Commutifi works with both Fortune 500 companies and organizations like TransLink and UBC

Esteban Sanchez | Age: 29

Co-founder and CTO,  Commutifi

Life Story: Esteban Sanchez was coding before he was a teenager. When he was growing up in Montreal, his parents would tell him to stop playing on the computer and go outside. By the time he was 14, he would tell them he wasn’t playing, he was working. Sanchez sold his first video game that year, for $2,000.

In high school, he built High Up Games, a video game company that eventually created some 20 games and hit over 30 million in combined plays. But Sanchez had a burning desire to do more.

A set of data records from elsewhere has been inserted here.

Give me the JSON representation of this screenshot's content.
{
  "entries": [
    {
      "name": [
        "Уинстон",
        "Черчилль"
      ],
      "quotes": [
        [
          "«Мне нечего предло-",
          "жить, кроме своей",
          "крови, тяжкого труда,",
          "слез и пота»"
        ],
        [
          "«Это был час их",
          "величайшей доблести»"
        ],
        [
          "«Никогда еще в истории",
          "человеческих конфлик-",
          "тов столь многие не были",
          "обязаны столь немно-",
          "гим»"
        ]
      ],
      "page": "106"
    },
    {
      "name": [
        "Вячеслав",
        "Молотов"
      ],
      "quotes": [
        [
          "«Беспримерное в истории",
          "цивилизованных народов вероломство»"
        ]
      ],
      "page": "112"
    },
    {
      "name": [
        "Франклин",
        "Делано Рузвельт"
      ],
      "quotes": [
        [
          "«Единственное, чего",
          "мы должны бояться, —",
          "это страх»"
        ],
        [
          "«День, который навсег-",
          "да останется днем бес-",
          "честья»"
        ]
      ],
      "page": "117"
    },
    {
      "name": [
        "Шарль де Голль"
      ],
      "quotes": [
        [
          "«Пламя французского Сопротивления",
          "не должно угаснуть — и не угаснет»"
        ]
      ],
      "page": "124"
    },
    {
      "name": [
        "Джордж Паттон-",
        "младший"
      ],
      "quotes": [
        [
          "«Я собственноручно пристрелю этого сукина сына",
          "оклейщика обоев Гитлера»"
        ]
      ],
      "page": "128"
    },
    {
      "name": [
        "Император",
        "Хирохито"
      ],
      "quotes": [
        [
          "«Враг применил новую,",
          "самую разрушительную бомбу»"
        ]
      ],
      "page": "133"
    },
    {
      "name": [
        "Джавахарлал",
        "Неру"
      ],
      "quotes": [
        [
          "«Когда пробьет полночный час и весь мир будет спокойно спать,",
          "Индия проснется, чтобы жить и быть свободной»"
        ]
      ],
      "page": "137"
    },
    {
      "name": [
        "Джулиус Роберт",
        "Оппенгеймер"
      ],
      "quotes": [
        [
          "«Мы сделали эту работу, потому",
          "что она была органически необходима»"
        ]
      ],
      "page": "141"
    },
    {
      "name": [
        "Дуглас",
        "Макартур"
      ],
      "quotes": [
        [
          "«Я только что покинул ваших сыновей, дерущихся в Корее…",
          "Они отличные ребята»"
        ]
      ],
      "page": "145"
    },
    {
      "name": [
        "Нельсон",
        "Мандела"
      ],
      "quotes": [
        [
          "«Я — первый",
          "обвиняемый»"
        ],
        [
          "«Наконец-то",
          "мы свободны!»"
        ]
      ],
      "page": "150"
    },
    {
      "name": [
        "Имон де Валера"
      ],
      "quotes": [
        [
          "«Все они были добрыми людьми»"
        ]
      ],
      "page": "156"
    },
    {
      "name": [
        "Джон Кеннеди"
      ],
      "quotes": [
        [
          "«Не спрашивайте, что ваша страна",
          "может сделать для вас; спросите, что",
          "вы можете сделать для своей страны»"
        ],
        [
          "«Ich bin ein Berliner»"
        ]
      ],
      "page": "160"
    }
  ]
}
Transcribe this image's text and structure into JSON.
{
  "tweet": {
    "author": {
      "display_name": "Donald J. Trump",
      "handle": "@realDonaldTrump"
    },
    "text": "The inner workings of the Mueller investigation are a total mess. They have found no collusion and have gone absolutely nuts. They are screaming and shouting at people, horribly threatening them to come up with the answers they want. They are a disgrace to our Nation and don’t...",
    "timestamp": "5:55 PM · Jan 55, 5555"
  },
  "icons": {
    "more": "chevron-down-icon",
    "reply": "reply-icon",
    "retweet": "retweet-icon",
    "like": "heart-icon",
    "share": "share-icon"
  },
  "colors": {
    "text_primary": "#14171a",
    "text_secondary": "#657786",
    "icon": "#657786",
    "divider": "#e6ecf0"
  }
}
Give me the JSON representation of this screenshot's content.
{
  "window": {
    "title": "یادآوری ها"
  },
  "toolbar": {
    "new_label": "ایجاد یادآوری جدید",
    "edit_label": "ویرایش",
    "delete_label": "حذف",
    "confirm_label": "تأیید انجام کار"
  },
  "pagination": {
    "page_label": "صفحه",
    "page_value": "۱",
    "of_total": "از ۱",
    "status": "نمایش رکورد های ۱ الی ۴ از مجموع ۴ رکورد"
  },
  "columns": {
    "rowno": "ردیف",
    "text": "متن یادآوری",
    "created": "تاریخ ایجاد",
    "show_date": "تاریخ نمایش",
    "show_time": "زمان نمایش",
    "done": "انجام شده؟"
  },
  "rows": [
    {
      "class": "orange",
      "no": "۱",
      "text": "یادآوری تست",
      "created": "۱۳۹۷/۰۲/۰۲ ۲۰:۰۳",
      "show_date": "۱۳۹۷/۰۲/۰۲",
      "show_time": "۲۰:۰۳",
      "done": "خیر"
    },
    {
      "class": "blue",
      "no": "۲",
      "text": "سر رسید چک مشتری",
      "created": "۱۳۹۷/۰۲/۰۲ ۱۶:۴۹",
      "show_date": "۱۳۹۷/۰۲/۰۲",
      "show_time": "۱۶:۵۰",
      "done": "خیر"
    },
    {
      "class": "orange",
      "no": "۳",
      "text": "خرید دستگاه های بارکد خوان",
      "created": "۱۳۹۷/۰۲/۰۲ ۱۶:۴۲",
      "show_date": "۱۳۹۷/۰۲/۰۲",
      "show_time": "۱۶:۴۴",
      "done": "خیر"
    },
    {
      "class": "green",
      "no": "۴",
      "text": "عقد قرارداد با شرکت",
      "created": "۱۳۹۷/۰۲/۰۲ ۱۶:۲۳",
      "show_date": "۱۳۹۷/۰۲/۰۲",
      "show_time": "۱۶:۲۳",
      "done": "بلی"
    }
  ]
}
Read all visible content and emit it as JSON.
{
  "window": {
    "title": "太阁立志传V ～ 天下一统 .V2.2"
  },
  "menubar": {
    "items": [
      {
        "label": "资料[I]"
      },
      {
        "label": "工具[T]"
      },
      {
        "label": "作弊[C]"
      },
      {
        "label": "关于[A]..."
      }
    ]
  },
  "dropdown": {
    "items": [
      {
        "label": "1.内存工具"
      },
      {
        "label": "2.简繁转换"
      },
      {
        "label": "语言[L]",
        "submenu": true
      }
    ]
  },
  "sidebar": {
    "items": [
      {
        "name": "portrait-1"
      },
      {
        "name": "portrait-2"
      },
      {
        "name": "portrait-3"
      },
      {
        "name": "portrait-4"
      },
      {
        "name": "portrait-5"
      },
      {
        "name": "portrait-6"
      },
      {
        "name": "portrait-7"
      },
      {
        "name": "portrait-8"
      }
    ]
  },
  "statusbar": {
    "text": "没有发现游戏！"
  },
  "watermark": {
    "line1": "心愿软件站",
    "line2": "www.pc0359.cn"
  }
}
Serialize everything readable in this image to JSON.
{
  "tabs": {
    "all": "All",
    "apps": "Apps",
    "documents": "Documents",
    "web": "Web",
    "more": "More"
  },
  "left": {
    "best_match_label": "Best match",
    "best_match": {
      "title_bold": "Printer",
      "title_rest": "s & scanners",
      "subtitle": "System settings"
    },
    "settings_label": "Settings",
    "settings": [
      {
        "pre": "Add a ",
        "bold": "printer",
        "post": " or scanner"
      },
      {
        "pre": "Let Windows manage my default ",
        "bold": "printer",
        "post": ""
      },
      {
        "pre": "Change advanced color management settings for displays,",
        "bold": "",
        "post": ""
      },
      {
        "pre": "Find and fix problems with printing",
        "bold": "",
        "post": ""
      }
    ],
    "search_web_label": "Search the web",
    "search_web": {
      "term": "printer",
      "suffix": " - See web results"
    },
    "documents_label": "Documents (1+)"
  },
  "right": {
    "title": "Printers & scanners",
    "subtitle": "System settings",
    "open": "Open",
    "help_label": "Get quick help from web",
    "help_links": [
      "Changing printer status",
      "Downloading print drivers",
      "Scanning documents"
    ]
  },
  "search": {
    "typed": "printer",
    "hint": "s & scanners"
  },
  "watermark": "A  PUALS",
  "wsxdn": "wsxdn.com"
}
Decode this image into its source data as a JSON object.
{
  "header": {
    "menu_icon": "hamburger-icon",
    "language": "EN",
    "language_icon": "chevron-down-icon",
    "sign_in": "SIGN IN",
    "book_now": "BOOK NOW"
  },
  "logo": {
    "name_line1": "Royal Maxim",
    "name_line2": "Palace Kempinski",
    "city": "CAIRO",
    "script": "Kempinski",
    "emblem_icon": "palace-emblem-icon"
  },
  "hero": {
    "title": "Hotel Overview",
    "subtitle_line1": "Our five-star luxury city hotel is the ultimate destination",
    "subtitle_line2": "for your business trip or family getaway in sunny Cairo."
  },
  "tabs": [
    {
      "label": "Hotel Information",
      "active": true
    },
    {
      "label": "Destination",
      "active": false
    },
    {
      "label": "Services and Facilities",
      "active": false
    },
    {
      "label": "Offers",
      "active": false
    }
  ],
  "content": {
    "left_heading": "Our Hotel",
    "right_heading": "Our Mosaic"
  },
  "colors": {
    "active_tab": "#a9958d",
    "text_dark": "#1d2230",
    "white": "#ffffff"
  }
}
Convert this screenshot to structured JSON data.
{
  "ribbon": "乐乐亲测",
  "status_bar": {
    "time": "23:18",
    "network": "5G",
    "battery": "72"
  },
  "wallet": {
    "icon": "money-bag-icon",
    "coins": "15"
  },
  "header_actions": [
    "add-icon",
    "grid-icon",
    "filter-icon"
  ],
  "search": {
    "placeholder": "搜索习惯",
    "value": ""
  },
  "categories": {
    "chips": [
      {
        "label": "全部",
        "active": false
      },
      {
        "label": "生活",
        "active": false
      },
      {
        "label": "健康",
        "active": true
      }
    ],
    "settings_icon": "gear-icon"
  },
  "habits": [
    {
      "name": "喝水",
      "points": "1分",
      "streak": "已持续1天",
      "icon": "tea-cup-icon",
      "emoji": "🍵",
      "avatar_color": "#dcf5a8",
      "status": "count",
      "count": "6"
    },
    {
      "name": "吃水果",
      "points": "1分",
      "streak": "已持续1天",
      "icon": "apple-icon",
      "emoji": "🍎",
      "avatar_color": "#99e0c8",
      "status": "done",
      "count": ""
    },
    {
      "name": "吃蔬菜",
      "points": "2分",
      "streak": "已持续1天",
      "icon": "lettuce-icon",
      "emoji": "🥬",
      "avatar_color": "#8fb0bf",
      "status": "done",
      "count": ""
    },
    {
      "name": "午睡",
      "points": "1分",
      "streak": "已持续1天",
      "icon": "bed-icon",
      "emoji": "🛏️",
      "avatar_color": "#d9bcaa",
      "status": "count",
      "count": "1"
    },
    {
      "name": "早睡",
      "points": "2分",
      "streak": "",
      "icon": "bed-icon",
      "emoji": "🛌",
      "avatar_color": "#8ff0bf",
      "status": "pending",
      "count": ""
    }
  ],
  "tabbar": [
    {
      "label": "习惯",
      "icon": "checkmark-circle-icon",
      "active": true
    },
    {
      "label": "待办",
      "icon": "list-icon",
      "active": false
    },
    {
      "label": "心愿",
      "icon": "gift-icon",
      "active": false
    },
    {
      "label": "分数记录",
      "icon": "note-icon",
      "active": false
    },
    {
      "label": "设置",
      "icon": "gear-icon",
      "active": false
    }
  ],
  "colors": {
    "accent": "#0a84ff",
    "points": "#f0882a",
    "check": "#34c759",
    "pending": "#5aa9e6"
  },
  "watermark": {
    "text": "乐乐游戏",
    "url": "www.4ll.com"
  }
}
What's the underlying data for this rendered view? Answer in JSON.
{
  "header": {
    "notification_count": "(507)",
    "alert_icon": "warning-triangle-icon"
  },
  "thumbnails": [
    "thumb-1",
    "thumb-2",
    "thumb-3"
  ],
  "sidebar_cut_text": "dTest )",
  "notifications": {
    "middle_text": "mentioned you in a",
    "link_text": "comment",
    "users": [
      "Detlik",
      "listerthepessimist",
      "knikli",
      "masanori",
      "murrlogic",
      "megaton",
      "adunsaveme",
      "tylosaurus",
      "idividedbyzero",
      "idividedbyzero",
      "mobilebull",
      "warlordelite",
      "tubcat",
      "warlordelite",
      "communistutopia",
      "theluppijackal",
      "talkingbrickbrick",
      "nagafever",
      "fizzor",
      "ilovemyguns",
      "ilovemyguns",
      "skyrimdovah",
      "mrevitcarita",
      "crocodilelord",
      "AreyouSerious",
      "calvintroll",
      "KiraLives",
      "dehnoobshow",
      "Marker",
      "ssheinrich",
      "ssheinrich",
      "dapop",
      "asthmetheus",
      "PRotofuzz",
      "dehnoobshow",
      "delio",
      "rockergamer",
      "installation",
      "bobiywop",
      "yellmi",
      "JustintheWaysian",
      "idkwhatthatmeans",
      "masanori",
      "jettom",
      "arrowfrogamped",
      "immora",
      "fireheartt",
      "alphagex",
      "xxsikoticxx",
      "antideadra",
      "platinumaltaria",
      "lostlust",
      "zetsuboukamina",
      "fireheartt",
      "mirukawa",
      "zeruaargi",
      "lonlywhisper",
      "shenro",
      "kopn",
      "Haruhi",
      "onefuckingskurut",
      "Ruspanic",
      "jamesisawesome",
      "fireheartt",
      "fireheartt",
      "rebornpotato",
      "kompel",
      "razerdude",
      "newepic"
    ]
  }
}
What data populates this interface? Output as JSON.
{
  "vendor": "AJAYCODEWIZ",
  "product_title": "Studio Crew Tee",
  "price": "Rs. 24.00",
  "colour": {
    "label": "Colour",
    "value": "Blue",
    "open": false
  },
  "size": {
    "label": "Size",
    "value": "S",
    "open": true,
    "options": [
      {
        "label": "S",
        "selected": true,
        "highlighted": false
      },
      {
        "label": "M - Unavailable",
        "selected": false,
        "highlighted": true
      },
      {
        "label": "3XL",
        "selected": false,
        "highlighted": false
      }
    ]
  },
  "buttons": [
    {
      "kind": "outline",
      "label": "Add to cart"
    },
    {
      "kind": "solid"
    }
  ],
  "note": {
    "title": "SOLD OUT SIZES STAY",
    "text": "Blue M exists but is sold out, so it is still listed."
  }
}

“I wanted to have more of an impact, do more concrete things,” he says. “Games are fun, but I wanted to do something that mattered.” In 2017, he teamed up with some partners to found Commutifi, a data-driven commuting platform to help cities and their populations move.

“You have companies with thousands of employees—they don’t know where their employees live or how they commute,” says Sanchez. “How do you change that? How do you solve parking problems, sustainability problems, return-to-office and retention problems?”

Commutifi works with both Fortune 500 companies and organizations like TransLink and UBC to help them make decisions on cost-efficient and sustainable parking and transportation programs.

“B.C. has all these goals in terms of climate, but there’s no measurement right now in terms of commuting emissions,” Sanchez says. “We partnered with TransLink to start implementing solutions with the employer to show that we can efficiently understand emissions and reduce them by having employers as part of the solution.”

Bottom Line: Commutifi, which operates remotely, has some 15 employees and is profitable. Sanchez moved to Squamish after COVID to enjoy the outdoors. His parents got their wish, eventually.